For full-year 2026, management maintained a constructive outlook:
- Expectations for robust origination and securitization volumes, particularly in non-agency and MSR.
Management highlighted several factors that could shape the year:
- Ongoing monitoring of GSE policy and spread technicals.
- Willingness to be both patient and opportunistic in capital deployment as market conditions evolve.
Takeaways
Annaly’s Q4 2025 results reflect a strategic pivot toward higher-return opportunities in non-agency and MSR, while maintaining a conservative risk posture and ample liquidity.
- Performance Outpaced Peers: Annaly’s economic return and portfolio growth were supported by disciplined capital raises and sector rotation, reinforcing its leadership in diversified housing finance.
- Strategic Capital Allocation: Management is now prioritizing credit and MSR, signaling a shift in response to tight agency MBS spreads and evolving relative value.
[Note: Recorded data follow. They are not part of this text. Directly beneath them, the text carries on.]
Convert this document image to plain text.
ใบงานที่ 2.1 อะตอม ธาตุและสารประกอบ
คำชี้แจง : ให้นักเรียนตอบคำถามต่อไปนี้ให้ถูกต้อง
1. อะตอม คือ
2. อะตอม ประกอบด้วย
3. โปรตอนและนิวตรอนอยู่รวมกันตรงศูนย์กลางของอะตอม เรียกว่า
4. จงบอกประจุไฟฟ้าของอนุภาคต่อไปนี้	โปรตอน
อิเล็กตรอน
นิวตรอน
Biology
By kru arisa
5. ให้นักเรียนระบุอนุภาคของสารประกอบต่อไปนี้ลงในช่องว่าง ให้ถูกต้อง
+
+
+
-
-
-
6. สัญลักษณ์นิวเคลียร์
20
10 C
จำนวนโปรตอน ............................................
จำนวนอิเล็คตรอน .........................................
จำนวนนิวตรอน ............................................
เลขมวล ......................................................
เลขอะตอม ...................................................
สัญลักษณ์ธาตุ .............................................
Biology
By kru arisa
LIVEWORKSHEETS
- Watch for Policy Shifts: Investors should monitor GSE actions, housing policy, and spread volatility, as these will influence future capital allocation and risk-return dynamics.
Conclusion
Annaly enters 2026 with a larger, more diversified portfolio, robust liquidity, and a clear intent to deploy capital where risk-adjusted returns are most attractive. The firm’s ability to dynamically allocate capital across agency, credit, and MSR—while maintaining dividend coverage—positions it well for shifting market and policy backdrops, though vigilance on spread risk and policy change remains essential.
Industry Read-Through
Annaly’s results reinforce the growing importance of diversified housing finance models in navigating tight agency spreads and policy-driven volatility. The firm’s pivot toward non-agency credit and MSR highlights a broader industry trend, with liquidity and scale becoming key differentiators. REITs and housing finance peers should note Annaly’s emphasis on capital flexibility, disciplined leverage, and readiness to rotate exposure as market and regulatory conditions evolve. Policy risk and spread compression will remain sector-wide themes as the GSEs and regulators continue to shape the mortgage landscape in 2026.